Вот тебе! Зачем же с ней возился? Как будто таким дорога партия! Самки! Конечно, любовь в природе — но час, но день, у этих — всё. Когда мы одолеем, надо устроить школу для девчонок: с детства приучать, чтобы любовь и дети на месте были — не утром и не днем. Так, побрюзжав, вскоре забыл о Тане.
После: морозный, засиневший вечер. Сочельник: нагруженные свертками, пакетами, кулями, заиндевевшие, спешат, чтобы, окунувшись в тепло, выронить крымские яблочки, золоченые орехи и красные рождественские носы. В паре расплываются, сдаются парадизы витрин: закрывают, поздно. Свертков все меньше. Светлые пятна и гам переместились в этажи, где за портьерами и шторами детвора, суетливое предчувствие, распакованные звезды. Только редко — запоздалый тащит купленную подешевле елочку.
Бесприютный Курбов долго разыскивал, где найдется завалящийся огонек. Набрел: «Чайная», еще открыта. Два китайца, не то улыбаясь, не то грозясь, во всяком случае переставляя время от времени таинственные скулы, орудуют с чайником. Хоть рядом кипяток и сахар, но сивушный аромат все тайны выдает. Еще — девица. Сначала Николай не узнает: нечто знакомое, может быть, случайно, на улице заметил. Потом эта знакомость щекочет мозг, перерывает воспоминания. Какие-то намеки тонут в малиновом море румян, в треске юбок: ясно — с Невского, откуда же знает?.. И вдруг — уже не памятью, а чем-то встающим из живота: мохнатое ползло, ночь, слезы.

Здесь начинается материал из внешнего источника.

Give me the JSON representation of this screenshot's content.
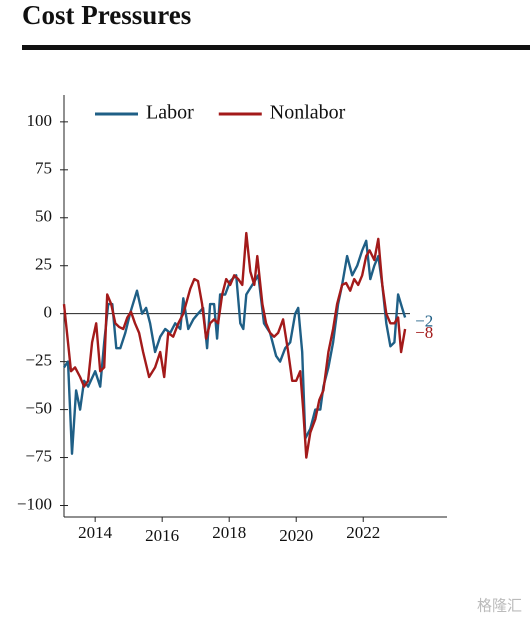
{
  "chart_data": {
    "type": "line",
    "title": "Cost Pressures",
    "xlim": [
      2013.07,
      2024.5
    ],
    "xticks": [
      2014,
      2016,
      2018,
      2020,
      2022
    ],
    "ylim": [
      -106,
      114
    ],
    "yticks": [
      {
        "value": -100,
        "label": "−100"
      },
      {
        "value": -75,
        "label": "−75"
      },
      {
        "value": -50,
        "label": "−50"
      },
      {
        "value": -25,
        "label": "−25"
      },
      0,
      25,
      50,
      75,
      100
    ],
    "legend": "top-left",
    "series": [
      {
        "name": "Labor",
        "color": "#1f5f86",
        "end_label": "−2",
        "x": [
          2013.07,
          2013.19,
          2013.31,
          2013.43,
          2013.55,
          2013.67,
          2013.79,
          2014.0,
          2014.15,
          2014.27,
          2014.39,
          2014.51,
          2014.63,
          2014.75,
          2014.9,
          2015.04,
          2015.25,
          2015.4,
          2015.52,
          2015.64,
          2015.79,
          2015.94,
          2016.09,
          2016.24,
          2016.39,
          2016.54,
          2016.63,
          2016.78,
          2016.93,
          2017.07,
          2017.22,
          2017.34,
          2017.43,
          2017.55,
          2017.64,
          2017.73,
          2017.88,
          2018.03,
          2018.21,
          2018.33,
          2018.42,
          2018.51,
          2018.69,
          2018.87,
          2019.04,
          2019.22,
          2019.4,
          2019.52,
          2019.67,
          2019.82,
          2019.97,
          2020.06,
          2020.18,
          2020.27,
          2020.42,
          2020.57,
          2020.72,
          2020.81,
          2020.96,
          2021.1,
          2021.25,
          2021.37,
          2021.52,
          2021.67,
          2021.82,
          2021.97,
          2022.09,
          2022.21,
          2022.33,
          2022.45,
          2022.57,
          2022.69,
          2022.81,
          2022.93,
          2023.04,
          2023.16,
          2023.25
        ],
        "values": [
          -28,
          -25,
          -73,
          -40,
          -50,
          -35,
          -38,
          -30,
          -38,
          -15,
          5,
          5,
          -18,
          -18,
          -10,
          0,
          12,
          0,
          3,
          -5,
          -20,
          -12,
          -8,
          -10,
          -5,
          -8,
          8,
          -8,
          -3,
          0,
          3,
          -18,
          5,
          5,
          -13,
          10,
          10,
          17,
          20,
          -5,
          -8,
          10,
          15,
          20,
          -5,
          -10,
          -22,
          -25,
          -18,
          -15,
          0,
          3,
          -20,
          -65,
          -60,
          -50,
          -50,
          -38,
          -28,
          -15,
          5,
          15,
          30,
          20,
          25,
          33,
          38,
          18,
          25,
          30,
          15,
          -5,
          -17,
          -15,
          10,
          3,
          -2
        ]
      },
      {
        "name": "Nonlabor",
        "color": "#a31a1a",
        "end_label": "−8",
        "x": [
          2013.07,
          2013.16,
          2013.28,
          2013.4,
          2013.55,
          2013.67,
          2013.79,
          2013.91,
          2014.03,
          2014.15,
          2014.27,
          2014.36,
          2014.48,
          2014.6,
          2014.72,
          2014.84,
          2014.96,
          2015.07,
          2015.19,
          2015.31,
          2015.43,
          2015.61,
          2015.79,
          2015.94,
          2016.06,
          2016.18,
          2016.33,
          2016.48,
          2016.63,
          2016.84,
          2016.96,
          2017.07,
          2017.19,
          2017.31,
          2017.43,
          2017.55,
          2017.67,
          2017.79,
          2017.91,
          2018.03,
          2018.15,
          2018.27,
          2018.39,
          2018.51,
          2018.63,
          2018.75,
          2018.84,
          2018.99,
          2019.1,
          2019.22,
          2019.34,
          2019.46,
          2019.61,
          2019.76,
          2019.88,
          2020.0,
          2020.12,
          2020.21,
          2020.3,
          2020.42,
          2020.57,
          2020.69,
          2020.81,
          2020.96,
          2021.1,
          2021.22,
          2021.37,
          2021.49,
          2021.61,
          2021.73,
          2021.85,
          2021.97,
          2022.09,
          2022.19,
          2022.33,
          2022.45,
          2022.57,
          2022.69,
          2022.81,
          2022.93,
          2023.04,
          2023.13,
          2023.25
        ],
        "values": [
          5,
          -10,
          -30,
          -28,
          -33,
          -38,
          -35,
          -15,
          -5,
          -30,
          -28,
          10,
          5,
          -5,
          -7,
          -8,
          -2,
          1,
          -5,
          -10,
          -20,
          -33,
          -28,
          -20,
          -33,
          -10,
          -12,
          -5,
          0,
          13,
          18,
          17,
          5,
          -13,
          -5,
          -3,
          -5,
          10,
          18,
          15,
          20,
          18,
          15,
          42,
          22,
          15,
          30,
          5,
          -5,
          -10,
          -12,
          -10,
          -3,
          -20,
          -35,
          -35,
          -30,
          -50,
          -75,
          -62,
          -55,
          -45,
          -40,
          -20,
          -8,
          5,
          15,
          16,
          12,
          18,
          15,
          20,
          30,
          33,
          28,
          39,
          15,
          0,
          -5,
          -5,
          -2,
          -20,
          -8
        ]
      }
    ]
  },
  "watermark": "格隆汇"
}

— Товарищ Таня, я не узнал вас…
— Напрасно узнали… Вам ли такой интересоваться…
— Что вы… Как же!.. А почему же вы не пошли тогда на явку?..

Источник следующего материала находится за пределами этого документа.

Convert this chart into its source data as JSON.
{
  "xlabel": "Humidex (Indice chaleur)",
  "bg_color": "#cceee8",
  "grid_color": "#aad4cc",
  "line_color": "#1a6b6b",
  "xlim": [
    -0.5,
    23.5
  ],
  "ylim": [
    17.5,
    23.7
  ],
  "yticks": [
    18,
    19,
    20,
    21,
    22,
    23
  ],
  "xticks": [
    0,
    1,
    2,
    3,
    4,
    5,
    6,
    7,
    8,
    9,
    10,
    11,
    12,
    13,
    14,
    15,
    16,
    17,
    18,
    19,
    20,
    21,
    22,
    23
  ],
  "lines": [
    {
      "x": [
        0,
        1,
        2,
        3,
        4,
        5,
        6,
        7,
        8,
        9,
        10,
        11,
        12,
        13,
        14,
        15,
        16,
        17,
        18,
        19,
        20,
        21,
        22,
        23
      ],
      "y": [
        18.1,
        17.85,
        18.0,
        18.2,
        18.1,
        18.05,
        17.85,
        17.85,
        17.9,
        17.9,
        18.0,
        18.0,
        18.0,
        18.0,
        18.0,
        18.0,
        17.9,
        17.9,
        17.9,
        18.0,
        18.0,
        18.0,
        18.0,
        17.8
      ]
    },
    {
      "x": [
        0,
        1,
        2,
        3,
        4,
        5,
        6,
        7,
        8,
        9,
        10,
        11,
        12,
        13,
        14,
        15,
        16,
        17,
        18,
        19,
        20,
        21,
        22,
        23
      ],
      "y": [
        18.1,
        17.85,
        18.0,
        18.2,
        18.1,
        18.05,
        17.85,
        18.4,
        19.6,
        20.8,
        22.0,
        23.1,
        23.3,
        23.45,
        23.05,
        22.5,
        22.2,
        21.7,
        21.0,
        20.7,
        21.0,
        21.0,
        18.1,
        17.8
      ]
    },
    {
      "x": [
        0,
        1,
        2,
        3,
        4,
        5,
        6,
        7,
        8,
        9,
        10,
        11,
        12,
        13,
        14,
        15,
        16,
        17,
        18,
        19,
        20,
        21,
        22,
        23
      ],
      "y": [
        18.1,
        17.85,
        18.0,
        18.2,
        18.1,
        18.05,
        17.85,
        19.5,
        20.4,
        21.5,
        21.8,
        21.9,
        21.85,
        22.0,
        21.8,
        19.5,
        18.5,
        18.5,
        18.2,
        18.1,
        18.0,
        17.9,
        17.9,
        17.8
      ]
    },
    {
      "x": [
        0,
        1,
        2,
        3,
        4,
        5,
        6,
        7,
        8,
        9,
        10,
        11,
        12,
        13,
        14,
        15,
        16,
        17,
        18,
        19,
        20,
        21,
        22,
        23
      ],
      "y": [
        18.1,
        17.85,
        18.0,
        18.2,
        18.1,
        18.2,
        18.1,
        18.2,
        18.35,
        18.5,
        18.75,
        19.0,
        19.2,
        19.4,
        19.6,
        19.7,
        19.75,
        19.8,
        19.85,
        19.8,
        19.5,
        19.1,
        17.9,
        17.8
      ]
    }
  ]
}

Таня смеется так громко, что серьги, чашки и даже скулы китайцев перемещаются:
— Это очень скучно! А я живу весело. Вчера в «Электротеатре». Глупышкин зацепился за порог, разбил в посудной лавке все миски. Хи-хи!
И снова общее колыханье.
— Потом — фарс «Когда его нет дома». Вы не были? Ужасно жаль! А впрочем, до свиданья! Я пойду вот к этим желтым. Они уже пригласили.

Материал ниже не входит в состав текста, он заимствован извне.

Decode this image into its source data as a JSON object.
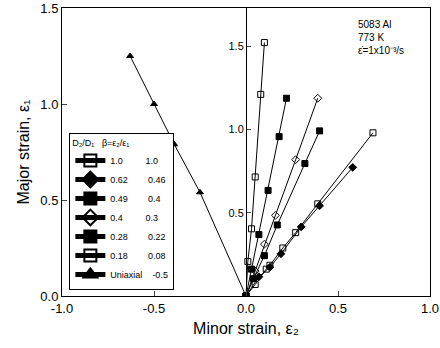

Встает, но как-то слишком быстро. На пол — сумочка, из нее: зеркальце, мужской дырявый кошелек, трубочка губной помады, грязная, плешивая пуховка, новые чулки, неизъяснимо прозрачные: лес поздней осенью, и, наконец, — книжечка. Николай невольно любопытствует, — ах! — «Восемнадцатое брюмера…».